The primary commercial barriers are the economics of the full production chain, including launch costs, preform manufacturing, orbital operations, and return logistics; the requirement that space-made fiber be demonstrably and measurably superior to terrestrial equivalents; and the limited production capacity of the ISS compared to what would be needed to address large-scale telecom markets.

What applications would benefit most from space-made ZBLAN fiber?

The most immediately accessible markets are medical laser delivery systems operating in the mid-infrared, defense and national security sensor systems, and scientific instrumentation.
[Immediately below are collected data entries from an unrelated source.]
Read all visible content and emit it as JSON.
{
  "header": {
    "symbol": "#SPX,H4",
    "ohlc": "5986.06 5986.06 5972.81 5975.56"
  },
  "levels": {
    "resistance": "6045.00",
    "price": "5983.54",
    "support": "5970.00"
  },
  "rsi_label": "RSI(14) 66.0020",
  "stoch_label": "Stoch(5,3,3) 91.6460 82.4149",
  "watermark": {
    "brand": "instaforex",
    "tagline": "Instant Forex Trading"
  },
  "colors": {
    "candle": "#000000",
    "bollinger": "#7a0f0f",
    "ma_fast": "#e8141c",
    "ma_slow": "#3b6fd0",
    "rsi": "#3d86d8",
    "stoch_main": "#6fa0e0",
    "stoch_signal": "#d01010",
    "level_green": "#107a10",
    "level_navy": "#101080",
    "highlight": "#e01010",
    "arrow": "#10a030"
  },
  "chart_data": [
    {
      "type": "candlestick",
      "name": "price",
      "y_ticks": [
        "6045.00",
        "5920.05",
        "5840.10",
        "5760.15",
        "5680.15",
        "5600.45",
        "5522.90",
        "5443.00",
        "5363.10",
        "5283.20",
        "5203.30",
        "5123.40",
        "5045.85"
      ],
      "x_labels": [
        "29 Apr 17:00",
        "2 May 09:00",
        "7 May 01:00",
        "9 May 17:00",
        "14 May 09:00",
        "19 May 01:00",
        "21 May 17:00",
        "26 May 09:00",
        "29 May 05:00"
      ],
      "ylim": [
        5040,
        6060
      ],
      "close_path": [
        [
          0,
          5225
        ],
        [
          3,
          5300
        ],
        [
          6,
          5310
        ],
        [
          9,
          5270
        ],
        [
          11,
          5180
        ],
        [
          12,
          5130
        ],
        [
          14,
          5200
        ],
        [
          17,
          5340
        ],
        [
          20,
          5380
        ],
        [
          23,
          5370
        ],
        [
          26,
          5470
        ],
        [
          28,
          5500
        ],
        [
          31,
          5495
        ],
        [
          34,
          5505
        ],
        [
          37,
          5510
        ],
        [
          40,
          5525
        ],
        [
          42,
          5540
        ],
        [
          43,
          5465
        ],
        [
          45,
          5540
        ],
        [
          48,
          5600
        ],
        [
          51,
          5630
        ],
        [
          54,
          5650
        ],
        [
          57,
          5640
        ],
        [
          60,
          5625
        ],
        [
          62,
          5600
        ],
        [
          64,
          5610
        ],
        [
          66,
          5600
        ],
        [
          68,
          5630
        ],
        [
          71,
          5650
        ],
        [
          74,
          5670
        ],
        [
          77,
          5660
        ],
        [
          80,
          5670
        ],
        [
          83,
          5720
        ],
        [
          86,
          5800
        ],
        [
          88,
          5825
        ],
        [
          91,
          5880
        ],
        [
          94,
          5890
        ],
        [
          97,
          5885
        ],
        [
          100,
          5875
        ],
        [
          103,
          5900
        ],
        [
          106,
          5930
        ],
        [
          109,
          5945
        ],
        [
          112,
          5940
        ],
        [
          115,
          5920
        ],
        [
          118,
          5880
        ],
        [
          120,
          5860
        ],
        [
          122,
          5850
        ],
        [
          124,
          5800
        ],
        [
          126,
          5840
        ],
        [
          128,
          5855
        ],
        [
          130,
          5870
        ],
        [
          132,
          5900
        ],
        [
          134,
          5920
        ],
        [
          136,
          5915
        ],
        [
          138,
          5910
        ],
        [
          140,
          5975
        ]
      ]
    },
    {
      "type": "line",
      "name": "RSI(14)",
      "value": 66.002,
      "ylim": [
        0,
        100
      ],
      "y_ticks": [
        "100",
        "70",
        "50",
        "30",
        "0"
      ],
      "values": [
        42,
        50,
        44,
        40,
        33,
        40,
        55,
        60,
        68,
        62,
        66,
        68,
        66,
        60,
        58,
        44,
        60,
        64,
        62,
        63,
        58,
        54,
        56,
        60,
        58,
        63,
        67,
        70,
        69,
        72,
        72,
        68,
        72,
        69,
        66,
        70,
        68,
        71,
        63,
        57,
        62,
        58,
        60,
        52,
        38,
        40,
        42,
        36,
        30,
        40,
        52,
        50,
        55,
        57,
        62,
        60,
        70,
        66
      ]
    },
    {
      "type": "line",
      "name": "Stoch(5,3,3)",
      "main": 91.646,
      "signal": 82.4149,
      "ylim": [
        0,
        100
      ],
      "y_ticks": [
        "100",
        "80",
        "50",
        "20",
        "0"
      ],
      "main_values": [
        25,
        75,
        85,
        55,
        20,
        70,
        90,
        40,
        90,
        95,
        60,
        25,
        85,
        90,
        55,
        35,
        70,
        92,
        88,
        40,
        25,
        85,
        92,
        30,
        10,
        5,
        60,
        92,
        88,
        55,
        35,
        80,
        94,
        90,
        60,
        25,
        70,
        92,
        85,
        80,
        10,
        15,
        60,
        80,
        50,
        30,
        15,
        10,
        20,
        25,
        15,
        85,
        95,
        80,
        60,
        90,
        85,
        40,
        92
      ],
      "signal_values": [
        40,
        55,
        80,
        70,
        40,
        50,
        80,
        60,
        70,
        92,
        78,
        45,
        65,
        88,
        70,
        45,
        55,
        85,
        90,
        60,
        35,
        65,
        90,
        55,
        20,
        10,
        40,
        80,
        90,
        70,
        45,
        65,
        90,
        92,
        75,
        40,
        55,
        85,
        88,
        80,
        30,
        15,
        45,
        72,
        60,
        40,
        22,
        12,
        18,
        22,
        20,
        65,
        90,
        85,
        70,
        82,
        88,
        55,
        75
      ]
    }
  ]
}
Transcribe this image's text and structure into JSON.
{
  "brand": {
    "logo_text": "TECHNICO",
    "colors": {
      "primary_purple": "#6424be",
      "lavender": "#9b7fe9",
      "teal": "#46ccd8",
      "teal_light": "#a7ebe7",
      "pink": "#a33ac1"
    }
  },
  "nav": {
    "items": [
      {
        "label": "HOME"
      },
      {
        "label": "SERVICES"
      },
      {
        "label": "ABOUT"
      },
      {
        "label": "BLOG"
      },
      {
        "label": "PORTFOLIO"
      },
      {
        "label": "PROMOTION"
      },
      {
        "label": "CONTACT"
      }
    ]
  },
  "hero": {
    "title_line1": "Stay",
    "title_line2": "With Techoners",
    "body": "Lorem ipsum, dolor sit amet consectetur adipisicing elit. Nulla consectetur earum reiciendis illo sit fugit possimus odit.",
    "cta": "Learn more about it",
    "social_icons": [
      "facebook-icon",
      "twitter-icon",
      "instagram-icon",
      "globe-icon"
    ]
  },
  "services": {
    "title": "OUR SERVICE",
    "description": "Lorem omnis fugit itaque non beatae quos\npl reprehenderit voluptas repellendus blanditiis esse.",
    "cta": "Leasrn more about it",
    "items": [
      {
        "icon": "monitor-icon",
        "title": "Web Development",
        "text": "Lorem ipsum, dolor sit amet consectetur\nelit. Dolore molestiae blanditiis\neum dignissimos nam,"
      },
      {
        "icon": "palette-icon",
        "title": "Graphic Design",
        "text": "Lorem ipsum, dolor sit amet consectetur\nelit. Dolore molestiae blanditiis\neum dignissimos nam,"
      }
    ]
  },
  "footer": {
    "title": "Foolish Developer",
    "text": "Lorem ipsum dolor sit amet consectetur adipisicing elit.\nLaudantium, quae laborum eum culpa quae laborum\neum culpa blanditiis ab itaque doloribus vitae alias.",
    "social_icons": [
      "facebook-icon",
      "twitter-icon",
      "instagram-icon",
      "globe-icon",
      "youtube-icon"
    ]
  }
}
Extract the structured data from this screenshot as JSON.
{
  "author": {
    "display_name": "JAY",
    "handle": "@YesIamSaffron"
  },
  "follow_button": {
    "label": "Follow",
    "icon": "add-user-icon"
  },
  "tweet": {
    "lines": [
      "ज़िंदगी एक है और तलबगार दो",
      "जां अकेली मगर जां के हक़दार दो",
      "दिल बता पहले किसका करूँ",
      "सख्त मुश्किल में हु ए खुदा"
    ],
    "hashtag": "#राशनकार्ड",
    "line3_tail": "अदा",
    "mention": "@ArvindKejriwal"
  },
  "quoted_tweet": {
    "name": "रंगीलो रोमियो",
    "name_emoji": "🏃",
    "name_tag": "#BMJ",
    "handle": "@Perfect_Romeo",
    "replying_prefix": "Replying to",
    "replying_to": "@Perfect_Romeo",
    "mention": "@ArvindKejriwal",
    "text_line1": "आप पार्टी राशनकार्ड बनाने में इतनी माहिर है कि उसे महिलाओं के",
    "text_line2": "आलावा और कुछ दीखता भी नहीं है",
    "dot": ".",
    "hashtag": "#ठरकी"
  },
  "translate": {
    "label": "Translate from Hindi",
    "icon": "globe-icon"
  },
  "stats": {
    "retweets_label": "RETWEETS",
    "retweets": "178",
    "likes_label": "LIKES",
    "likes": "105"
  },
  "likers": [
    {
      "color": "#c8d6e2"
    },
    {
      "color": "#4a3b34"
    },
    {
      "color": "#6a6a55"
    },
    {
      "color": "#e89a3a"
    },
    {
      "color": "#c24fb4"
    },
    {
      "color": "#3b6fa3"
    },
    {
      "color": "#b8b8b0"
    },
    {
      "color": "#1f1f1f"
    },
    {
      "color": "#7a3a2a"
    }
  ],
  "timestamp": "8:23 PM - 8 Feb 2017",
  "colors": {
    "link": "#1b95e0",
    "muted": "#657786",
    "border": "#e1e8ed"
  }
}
Long-term, the telecommunications industry, particularly submarine cable systems, represents the largest potential market but requires manufacturing at a scale not yet demonstrated in orbit.

Is there a way to manufacture high-quality ZBLAN on Earth without going to space?

Researchers have been investigating Earth-based approaches using very rapid cooling and strong magnetic fields to suppress crystallization during solidification. These methods have produced encouraging results and represent a competing path to improving terrestrial ZBLAN quality, though whether they can consistently match the performance achievable through sustained microgravity manufacturing is not yet established.

What happens to ZBLAN manufacturing when the ISS is decommissioned?

The ISS is scheduled for decommissioning around 2030. Companies like Flawless Photonics are preparing for this transition by working with commercial space station developers, including Axiom Space, and through programs like ESA’s BSGN accelerator, which selected Flawless in January 2026 to support scaling toward autonomous in-orbit production on post-ISS commercial platforms.

Has space-made ZBLAN been proven to outperform terrestrial fiber in optical tests?

As of early 2026, comprehensive published quality characterization comparing space-made ZBLAN from the 2024 Flawless Photonics mission against equivalent-quality terrestrial fiber has been anticipated but not yet fully released. Production capability at commercial lengths has been demonstrated, but independent verification of optical attenuation performance remains the critical next data point for the field.